Voici donc la guerre…



Il y a une guerre en Afghanistan, et cette guerre tue. Nous devons aux soldats du 8e RPIMa qui y ont trouvé la mort les armes à la main de réfléchir à ce que cela signifie. Nous devrions d'ailleurs nous abstenir de parler de leur «sacrifice» avant d'être sûrs des raisons de leur mort. Nous ne devons pas d'abord aux soldats tombés l'émotion et les larmes, mais l'effort de l'intelligence et celui du souvenir, afin de pouvoir leur rendre lucidement les honneurs qui leur sont dus.

Ces morts devraient nous apprendre à nous méfier de ces mots trop grands, trop vagues, que nous répétons à l'envi. Il n'y a pas de «présence française» dans un monde guetté par le chaos qui ne soit susceptible d'entraîner la mort de nos soldats: par dizaines aujourd'hui, par centaines peut-être demain. Il n'y a pas de participation effective à la lutte du monde libre contre le terrorisme qui puisse être assurée aujourd'hui sans le risque de telles épreuves. Il n'y a pas de «rang», de «place» de la France qui puissent être maintenus sans comporter, à la fin, ces souffrances-là.

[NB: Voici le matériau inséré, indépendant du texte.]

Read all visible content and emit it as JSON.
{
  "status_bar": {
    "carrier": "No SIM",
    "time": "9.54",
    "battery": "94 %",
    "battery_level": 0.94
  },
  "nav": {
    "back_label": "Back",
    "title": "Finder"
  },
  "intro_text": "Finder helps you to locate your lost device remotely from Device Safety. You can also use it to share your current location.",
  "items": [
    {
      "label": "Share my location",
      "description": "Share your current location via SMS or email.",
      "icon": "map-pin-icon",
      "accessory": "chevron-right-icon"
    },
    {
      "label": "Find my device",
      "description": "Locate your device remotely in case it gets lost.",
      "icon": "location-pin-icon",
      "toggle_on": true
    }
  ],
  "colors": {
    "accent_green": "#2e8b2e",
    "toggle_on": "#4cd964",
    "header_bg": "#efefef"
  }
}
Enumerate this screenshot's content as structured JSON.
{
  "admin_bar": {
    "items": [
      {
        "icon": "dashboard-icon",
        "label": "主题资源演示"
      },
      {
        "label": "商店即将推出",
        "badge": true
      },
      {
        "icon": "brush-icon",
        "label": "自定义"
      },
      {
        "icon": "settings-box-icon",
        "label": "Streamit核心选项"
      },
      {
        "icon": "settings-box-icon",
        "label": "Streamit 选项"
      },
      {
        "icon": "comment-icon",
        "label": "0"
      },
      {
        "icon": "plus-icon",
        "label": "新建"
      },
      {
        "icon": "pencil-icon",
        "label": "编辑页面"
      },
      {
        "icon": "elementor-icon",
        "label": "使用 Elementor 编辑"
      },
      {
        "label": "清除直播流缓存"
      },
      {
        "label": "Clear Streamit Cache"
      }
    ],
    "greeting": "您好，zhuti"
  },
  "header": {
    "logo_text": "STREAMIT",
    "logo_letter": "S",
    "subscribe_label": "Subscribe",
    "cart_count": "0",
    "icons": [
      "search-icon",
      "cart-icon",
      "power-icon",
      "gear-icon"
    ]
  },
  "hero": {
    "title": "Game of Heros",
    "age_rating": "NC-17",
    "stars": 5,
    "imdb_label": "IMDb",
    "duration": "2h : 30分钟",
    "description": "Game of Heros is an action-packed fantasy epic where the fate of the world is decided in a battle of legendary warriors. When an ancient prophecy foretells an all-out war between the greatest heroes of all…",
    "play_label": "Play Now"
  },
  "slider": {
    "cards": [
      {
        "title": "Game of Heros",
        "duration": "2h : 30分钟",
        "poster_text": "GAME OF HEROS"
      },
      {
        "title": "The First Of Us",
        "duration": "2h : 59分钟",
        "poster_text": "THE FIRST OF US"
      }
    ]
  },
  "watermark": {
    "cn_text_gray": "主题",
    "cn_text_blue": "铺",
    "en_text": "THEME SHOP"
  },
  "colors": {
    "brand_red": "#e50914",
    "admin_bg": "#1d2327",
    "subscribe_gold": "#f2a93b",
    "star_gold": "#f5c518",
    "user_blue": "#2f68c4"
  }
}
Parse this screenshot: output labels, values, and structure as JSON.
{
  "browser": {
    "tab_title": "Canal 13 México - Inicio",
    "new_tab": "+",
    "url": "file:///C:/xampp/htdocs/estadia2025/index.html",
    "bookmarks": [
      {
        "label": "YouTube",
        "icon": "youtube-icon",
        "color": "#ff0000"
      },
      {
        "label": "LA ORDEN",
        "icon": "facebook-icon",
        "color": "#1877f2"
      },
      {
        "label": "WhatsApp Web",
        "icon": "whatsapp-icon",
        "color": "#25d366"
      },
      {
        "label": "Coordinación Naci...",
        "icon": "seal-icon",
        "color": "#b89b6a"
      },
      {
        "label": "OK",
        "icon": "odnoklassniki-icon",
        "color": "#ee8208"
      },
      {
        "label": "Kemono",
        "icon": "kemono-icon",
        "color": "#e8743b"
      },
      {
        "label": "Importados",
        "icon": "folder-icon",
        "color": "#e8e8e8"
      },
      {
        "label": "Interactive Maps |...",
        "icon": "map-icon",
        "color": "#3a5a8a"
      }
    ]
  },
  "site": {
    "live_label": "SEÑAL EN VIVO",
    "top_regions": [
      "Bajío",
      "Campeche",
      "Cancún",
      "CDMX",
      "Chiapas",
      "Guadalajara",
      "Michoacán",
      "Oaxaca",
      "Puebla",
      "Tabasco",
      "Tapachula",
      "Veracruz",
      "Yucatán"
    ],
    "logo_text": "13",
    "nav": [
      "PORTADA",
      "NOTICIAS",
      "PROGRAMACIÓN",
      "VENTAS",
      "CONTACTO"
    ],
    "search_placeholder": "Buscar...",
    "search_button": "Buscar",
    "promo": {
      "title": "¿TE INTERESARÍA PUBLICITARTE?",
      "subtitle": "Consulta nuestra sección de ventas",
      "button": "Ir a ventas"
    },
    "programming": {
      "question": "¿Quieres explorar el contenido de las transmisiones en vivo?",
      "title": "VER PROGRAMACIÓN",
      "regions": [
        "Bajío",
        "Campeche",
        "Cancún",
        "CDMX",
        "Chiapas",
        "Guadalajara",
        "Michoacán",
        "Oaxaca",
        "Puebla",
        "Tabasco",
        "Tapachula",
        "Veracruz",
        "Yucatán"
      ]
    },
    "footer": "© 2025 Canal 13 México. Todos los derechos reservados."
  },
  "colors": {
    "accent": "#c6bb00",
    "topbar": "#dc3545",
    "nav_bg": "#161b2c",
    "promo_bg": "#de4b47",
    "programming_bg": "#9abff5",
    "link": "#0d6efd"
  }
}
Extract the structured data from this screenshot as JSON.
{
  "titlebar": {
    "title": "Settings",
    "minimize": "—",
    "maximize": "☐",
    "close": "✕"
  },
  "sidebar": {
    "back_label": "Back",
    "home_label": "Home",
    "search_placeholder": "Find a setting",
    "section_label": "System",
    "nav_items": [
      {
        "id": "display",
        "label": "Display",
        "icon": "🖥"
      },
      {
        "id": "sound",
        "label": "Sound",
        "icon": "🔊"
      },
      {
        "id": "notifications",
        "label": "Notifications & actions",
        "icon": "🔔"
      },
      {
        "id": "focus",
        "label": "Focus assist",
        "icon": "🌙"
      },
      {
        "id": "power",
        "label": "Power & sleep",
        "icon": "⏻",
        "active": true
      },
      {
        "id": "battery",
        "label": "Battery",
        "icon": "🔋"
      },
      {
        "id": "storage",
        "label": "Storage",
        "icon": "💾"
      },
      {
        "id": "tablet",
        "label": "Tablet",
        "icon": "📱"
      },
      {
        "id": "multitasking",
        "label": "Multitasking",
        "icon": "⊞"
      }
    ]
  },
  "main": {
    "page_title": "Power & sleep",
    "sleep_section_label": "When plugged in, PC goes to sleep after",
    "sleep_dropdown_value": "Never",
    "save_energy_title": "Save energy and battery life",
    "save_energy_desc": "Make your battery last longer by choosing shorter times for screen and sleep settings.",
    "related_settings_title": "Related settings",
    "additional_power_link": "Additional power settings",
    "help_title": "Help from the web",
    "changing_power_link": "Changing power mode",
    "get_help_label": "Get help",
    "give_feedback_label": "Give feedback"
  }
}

Pour tous ceux qui ont combattu, ou qui ont assisté à des combats, il existe un écart angoissant, presque physiquement palpable, entre les mots de la diplomatie, ou pire, de la communication politique, et la mort de camarades que l'on connaît par leurs noms, sans même parler de ce que l'on tait presque toujours par pudeur : l'atmosphère de la guerre, cette attente, cette peur, ce courage, ce temps suspendu, et le sang, et pire encore, qui en font le souffle haletant d'un enfer gris.

Voici donc la guerre. Les seules questions qui vaillent sont donc celles de ses raisons et celles de sa conduite, c'est-à-dire des chances de l'emporter. S'il n'y est pas répondu, l'écart dont je parlais n'est pas supportable longtemps, ni pour les hommes, ni pour le commandement, ni pour les dirigeants politiques.

S'il existe en Afghanistan des raisons de se battre et des chances de vaincre de se battre, et non pas d'assurer, abstraitement, une «présence» limitée aux communiqués de la publicité politique , alors il faut se préparer à cette guerre, qui sera dure comme elles le sont toutes. Il faut se préparer aux embuscades, aux revers, aux morts nombreux d'une guerre, et ne pas s'en étonner avec cette inconscience de vieux enfants qui est souvent la nôtre, qui découvrent avec surprise que le reste du monde ne joue pas.

Alors il faut que les troupes s'entraînent, que le commandement commande et que les politiques fassent des choix, y compris budgétaires, qui correspondent à la réalité des engagements. Alors il ne faut pas se demander à chaque épreuve si les morts ne sont pas morts «pour rien», si tel objectif limité justifiait les pertes, si l'on n'aurait pas pû procéder autrement. Dans une guerre, les soldats qui tombent dans les batailles décisives ne sont pas plus nombreux, et cela ne signifie nullement que la mort des autres ait été vaine. La nation doit autant au dernier tué de la Grande Guerre qu'aux morts de Verdun.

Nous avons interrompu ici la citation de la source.